Sia al verificarsi di un ipotetico down che nel caso di un consumo eccessivo di risorse delle macchine, si attivano automaticamente degli script programmati dagli amministratori di sistema per svolgere delle operazioni automatiche utili a ristabilire una situazione ottimale.

Questi script, controllati e aggiornati quotidianamente, nella stragrande maggioranza dei casi riescono a far tornare automaticamente raggiungibili e bilanciati i server. Nei rari casi in cui le loro operazioni automatiche non risultano sufficienti, dopo aver ricevuto notifica ed aver analizzato la casistica, intervengono direttamente i sistemisti Netsons con operazioni manuali.

Nella maggior parte dei casi, i down sono dettati da un alto load dei server. Si tratta comunque di situazioni molto rare, poiché Netsons rifiuta da sempre qualsiasi politica di overselling. Non vendendo mai risorse delle macchine che non possono essere garantite, i server vengono bilanciati con molta attenzione evitando di raggiungere il limite di carico.

Perché un monitoraggio così scrupoloso

Abbiamo visto come Netsons utilizzi diversi strumenti per il monitoraggio dei propri server. Grazie a software quali Pingdom e Zabbix, la raggiungibilità e il carico dei server viene mantenuto sempre sotto stretto controllo. Per la risoluzione delle casistiche, invece, vengono sfruttati degli script che intervengono automaticamente e, in caso di necessità, anche l’intervento manuale di tecnici professionisti altamente qualificati.

Ad ulteriore garanzia dell’elevatissimo uptime garantito dai servizi Netsons, Pingdom gestisce la pagina pubblica uptime.netsons.com, che fornisce in tempo reale informazioni sull’uptime dei nostri server. Si tratta di dati visualizzabili da chiunque e assolutamente imparziali, sui quali Netsons non può avere alcuna tipologia di influenza.

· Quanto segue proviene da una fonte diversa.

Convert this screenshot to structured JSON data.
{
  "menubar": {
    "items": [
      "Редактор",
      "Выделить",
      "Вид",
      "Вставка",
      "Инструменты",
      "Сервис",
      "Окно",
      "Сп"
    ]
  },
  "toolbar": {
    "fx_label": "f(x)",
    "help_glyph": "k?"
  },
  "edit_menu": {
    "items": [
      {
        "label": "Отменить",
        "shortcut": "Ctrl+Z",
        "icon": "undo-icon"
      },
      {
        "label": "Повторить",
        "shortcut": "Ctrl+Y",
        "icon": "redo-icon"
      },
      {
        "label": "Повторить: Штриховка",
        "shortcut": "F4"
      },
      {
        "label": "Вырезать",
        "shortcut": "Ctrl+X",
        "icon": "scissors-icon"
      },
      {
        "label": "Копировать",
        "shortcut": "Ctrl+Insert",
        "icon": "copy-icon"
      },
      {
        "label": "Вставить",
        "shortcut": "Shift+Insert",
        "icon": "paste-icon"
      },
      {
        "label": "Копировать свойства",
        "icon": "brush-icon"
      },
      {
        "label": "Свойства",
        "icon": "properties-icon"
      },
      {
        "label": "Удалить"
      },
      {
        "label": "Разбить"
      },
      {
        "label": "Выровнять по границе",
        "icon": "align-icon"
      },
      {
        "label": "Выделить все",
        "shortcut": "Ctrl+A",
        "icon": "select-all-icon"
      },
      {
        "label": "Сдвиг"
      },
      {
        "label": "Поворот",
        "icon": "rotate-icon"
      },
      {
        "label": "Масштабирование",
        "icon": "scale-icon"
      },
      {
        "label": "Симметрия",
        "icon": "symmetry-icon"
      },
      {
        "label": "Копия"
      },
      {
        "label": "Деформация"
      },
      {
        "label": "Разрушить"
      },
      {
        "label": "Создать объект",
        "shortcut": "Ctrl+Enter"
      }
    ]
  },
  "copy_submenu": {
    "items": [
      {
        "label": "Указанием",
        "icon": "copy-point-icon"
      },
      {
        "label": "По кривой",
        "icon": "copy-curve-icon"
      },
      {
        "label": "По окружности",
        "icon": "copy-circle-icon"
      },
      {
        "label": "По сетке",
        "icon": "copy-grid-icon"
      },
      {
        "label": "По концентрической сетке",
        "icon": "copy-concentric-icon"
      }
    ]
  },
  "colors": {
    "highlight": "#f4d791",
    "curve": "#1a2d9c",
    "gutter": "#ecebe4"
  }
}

Fornire un elevato livello di uptime è molto importante per un hosting provider, poiché vuol dire dare la possibilità ai propri clienti di avere un servizio professionale e affidabile. Un sito web irraggiungibile, infatti, scoraggia i visitatori che potrebbero decidere di non acquistare i prodotti o servizi venduti. Allo stesso modo, downtime ripetuti vengono malvisti dai crawler di Google, portando il motore di ricerca a penalizzare l’instabilità della piattaforma con un basso posizionamento tra i risultati di ricerca.